«Я думал об этом больше всего. И почему я сделал вид, что для меня это недостаточно важно? Почему сделал вид, что есть что-то важнее?»
Ник встал из-за стола и, не отпуская книгу из рук, пошёл на кухню. Там не горела лампа, лишь слабый луч лунного света падал на пол и стену из едва приоткрытого окна. Он заварил себе зелёный чай в своей маленькой белой кружечке и несколько минут стоял и не торопясь пил его, глядя в окно. Там было темно, лишь немного видно соседний дом, несколько горящих в нём окон, людям за которыми отчего-то в ту ночь тоже не спалось. И двор со старой детской площадкой. Детей на ней Ник не видел ни разу за те два года, что здесь жил. Он допил чай, оставил кружку на кухне и вернулся в комнату, к своему столу, на котором его терпеливо ждала открытая книга.
Он сел за стол и вновь перечитал последние предложения своего сочинения. Вновь почувствовал, как по коже пробежали мурашки.
И разве кто-нибудь ещё в том возрасте, в котором он это писал, способен сочинить такое? Разве кто-то в пятнадцать лет сейчас способен написать такие слова, которые после прочтения долго-долго не будут выходить из головы, будут пленить, будут настойчиво заставлять о себе вспоминать, чуть ли не каждое мгновение возникая в памяти чужими голосами? Никто бы не смог, а он смог. И он совершенно об этом забыл, он отвернулся от этого так небрежно, так неуважительно, практически плюнул в красивое лицо, которое ему и только ему улыбалось так искренне, как никому другому. Просто плюнул и отвернулся, даже перестал обращать внимание на его дыхание, что ещё чувствовала кожа, тёплое дыхание, и оттого не знал, изменился ли его темп. Разозлилось ли это, такое прекрасное лицо?
Ник вернулся к компьютеру, создал новый документ. Буквально секунду компьютер грузился, потом перед лицом юноши появился чистый белый лист. И палочка в левом верхнем углу, которая по-прежнему спокойно моргала. Ник хотел что-то написать, что-то, не важно что, может быть, какой-нибудь рассказ, совсем небольшой, который он мог бы осилить за вечер, как раньше, может, что-то ещё, к примеру, он мог начать писать повесть или пьесу… Господи, за это время он так много прочитал, что его язык, наверное уже успел развиться до невероятного уровня, такого, каким свой язык Ник даже не представлял, страшно представить какие будут выходить абзацы и предложения, если прошло так много времени с момента последнего написанного предложения.

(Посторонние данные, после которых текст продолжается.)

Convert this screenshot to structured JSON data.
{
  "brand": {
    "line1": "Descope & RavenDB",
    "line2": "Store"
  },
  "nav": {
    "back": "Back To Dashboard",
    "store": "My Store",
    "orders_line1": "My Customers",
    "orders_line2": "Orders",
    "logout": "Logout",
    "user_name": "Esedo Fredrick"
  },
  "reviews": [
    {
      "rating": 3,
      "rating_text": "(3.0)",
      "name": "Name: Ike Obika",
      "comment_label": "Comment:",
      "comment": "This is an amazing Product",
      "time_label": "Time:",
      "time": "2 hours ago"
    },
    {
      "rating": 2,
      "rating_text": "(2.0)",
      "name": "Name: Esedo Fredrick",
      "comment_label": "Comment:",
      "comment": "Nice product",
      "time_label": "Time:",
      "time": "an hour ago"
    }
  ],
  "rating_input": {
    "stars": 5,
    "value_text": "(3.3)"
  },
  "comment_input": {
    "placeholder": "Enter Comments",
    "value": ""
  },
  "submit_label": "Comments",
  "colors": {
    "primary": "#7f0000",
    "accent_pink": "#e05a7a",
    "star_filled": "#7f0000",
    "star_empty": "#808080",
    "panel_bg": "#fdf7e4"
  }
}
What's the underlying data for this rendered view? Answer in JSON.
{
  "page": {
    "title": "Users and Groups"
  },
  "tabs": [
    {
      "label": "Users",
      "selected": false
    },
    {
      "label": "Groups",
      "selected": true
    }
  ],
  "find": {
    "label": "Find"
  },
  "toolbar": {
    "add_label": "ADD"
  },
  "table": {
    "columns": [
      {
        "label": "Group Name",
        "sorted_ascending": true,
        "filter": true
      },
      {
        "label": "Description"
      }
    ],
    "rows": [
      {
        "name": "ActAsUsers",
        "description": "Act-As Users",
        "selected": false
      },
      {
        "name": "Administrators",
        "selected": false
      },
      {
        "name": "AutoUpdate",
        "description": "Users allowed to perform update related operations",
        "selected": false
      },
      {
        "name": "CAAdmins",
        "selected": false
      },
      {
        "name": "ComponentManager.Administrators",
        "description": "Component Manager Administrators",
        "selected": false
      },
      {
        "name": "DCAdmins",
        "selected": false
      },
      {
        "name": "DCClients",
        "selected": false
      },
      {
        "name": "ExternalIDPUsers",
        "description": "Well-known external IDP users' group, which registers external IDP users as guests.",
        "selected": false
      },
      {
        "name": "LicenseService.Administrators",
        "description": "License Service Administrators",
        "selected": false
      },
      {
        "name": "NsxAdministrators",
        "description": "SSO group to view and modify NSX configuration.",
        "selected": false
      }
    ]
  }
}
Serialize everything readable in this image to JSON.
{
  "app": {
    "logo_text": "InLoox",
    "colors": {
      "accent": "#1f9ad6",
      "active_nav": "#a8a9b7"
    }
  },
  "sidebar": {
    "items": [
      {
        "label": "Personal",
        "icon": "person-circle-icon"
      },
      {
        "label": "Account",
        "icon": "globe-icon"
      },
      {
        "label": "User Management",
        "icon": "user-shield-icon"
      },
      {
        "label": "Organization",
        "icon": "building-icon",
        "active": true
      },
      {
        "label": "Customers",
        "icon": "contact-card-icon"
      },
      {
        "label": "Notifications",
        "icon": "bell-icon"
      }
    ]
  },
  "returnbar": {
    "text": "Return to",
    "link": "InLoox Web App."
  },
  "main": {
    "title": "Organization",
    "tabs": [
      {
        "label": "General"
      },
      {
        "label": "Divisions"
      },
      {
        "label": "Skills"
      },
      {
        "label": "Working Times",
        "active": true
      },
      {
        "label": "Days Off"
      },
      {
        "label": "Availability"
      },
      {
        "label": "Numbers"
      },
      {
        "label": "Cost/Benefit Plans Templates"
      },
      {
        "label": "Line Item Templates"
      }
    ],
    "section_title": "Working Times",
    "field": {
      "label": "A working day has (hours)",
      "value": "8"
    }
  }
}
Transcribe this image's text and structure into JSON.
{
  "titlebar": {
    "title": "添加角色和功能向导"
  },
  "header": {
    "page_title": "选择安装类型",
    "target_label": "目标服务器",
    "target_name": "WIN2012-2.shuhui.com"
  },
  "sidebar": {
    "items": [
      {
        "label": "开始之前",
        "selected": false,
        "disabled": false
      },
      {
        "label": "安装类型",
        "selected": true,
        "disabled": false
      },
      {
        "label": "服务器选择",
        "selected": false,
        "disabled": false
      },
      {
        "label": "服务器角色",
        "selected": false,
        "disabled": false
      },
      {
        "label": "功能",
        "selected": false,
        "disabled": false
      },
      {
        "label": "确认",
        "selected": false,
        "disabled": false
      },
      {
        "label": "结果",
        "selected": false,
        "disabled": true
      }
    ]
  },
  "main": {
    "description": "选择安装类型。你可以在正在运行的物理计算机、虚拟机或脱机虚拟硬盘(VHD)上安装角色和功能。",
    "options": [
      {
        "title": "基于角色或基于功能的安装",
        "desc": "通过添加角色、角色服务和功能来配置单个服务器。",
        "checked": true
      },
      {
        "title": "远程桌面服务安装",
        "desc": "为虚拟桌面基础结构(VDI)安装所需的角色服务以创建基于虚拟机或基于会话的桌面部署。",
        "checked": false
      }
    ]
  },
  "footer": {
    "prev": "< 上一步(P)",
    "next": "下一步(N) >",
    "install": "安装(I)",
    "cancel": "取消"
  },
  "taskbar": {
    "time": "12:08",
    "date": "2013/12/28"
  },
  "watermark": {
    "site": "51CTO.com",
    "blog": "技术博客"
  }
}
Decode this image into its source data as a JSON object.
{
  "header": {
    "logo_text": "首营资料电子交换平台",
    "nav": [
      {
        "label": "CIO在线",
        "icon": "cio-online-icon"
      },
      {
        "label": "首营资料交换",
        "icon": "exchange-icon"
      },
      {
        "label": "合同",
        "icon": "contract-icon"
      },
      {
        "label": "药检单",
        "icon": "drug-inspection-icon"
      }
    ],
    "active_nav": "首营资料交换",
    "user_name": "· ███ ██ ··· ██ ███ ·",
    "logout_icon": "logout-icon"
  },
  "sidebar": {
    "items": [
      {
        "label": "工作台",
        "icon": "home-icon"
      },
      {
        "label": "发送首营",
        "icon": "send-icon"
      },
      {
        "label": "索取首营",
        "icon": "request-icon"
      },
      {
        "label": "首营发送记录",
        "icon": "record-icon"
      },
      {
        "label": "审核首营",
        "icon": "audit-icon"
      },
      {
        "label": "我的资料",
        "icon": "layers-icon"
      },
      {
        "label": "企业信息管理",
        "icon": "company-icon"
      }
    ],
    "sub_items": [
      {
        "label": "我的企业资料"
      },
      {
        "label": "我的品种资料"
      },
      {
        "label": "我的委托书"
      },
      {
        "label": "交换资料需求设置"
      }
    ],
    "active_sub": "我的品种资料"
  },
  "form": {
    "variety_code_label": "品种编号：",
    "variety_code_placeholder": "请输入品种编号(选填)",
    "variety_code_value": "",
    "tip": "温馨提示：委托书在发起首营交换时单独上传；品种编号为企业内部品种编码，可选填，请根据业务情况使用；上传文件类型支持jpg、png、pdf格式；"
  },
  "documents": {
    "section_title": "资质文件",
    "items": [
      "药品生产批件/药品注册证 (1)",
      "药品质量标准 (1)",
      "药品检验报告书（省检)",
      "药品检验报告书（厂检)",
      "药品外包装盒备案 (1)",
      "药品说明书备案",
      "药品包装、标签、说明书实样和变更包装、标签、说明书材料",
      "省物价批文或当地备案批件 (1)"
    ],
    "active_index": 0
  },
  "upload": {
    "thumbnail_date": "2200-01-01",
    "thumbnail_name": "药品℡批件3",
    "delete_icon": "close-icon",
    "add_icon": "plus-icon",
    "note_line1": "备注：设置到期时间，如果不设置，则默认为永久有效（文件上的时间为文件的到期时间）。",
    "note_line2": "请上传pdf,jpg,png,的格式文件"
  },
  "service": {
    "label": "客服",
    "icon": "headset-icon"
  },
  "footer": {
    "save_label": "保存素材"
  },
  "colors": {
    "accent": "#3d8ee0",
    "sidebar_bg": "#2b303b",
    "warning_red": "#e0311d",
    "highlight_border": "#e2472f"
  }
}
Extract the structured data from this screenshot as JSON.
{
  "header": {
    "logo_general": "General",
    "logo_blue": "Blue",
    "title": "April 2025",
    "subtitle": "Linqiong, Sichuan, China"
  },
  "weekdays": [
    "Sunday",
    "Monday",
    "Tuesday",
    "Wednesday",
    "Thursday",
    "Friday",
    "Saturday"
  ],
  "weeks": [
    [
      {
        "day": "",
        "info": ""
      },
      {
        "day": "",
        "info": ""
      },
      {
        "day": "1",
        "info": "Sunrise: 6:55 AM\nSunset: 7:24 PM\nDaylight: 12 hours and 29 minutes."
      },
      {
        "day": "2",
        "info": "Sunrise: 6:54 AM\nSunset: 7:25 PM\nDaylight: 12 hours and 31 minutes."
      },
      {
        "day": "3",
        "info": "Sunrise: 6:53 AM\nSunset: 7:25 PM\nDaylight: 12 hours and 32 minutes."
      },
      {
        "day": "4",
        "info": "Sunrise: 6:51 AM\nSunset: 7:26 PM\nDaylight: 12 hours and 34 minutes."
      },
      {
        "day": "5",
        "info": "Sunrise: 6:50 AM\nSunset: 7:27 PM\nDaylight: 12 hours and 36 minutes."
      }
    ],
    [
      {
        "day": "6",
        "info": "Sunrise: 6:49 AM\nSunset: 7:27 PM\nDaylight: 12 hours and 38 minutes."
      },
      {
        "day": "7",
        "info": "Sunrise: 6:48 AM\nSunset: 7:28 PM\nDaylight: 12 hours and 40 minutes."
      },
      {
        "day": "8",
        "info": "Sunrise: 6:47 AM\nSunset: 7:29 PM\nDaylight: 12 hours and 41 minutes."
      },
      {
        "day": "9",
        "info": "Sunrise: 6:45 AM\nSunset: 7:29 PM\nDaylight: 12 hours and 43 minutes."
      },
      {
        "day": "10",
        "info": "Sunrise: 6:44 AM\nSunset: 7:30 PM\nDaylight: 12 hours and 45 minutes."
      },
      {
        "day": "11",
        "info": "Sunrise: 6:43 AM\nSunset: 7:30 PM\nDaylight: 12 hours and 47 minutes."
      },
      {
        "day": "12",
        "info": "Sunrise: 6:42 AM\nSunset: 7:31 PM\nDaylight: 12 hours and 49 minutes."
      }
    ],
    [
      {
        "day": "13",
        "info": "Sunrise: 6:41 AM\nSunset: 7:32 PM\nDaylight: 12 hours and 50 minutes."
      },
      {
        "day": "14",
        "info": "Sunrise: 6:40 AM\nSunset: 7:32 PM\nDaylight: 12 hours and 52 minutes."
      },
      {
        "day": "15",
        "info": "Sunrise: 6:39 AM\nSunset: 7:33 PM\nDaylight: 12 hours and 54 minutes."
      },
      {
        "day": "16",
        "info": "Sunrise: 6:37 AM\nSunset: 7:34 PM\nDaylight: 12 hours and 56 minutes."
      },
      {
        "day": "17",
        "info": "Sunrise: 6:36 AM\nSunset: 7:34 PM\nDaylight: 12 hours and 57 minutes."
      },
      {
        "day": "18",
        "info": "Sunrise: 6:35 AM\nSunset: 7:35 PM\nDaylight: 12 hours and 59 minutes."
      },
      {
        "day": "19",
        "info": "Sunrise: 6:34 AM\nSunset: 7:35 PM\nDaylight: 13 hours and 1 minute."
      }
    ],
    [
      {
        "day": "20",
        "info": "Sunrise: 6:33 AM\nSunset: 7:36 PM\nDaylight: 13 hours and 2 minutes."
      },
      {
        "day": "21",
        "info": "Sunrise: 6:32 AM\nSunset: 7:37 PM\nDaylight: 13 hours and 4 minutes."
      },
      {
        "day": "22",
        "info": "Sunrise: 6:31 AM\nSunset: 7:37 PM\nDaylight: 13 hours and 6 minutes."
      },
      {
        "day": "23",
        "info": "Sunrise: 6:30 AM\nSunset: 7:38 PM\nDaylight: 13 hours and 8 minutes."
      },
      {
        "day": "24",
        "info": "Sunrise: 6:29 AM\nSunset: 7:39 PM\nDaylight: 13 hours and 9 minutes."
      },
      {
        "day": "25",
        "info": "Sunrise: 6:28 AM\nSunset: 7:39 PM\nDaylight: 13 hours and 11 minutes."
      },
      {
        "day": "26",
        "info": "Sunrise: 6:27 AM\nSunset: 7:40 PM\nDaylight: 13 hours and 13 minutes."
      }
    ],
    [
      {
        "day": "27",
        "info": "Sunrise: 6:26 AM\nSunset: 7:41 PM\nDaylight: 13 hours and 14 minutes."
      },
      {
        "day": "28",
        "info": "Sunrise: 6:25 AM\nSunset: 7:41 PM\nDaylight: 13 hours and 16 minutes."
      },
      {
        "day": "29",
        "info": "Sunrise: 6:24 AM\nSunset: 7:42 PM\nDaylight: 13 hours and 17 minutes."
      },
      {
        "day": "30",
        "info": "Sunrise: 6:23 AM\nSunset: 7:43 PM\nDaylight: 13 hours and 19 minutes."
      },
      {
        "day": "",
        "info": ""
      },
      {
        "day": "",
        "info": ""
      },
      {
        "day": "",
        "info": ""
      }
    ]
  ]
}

Ник долго сидел перед чистым листом; он попросту не знал, с чего ему начать, не знал, о чём бы мог написать и когда заметил, что прошло много времени, решил попробовать просто дать волю пальцам: пускай просто бегают по клавиатуре, как бегали прежде, пускай стучат по клавишам пока не устанут, а он сможет понаблюдать за тем, что появляется из чёрной палочки, которая сияет на экране. И только он было приложил руки к клавиатуре, он что-то почувствовал, что-то, что не смог бы объяснить в первые секунды. Лишь потом всё стало понятно: он ощутил некое подобие ответственности, которое моментально ложилось на него, как только он начинал писать новое произведение, как только на пустой странице появлялось первое слово. И это подобие ответственности стало в разы тяжелее после стольких лет, в течение которых документы на компьютере Ника не пополнялись ни одним словом. Он не мог сейчас просто так, без полной осознанности начать писать после столь продолжительного перерыва. К этому требовался подход, особый подход, ведь эта задача не сравнима с теми, к решению которых Нику приходилось прибегать в течение обучения архитектуре, для решения которых не нужно было ничего, кроме того, чтобы сесть и просто начать делать.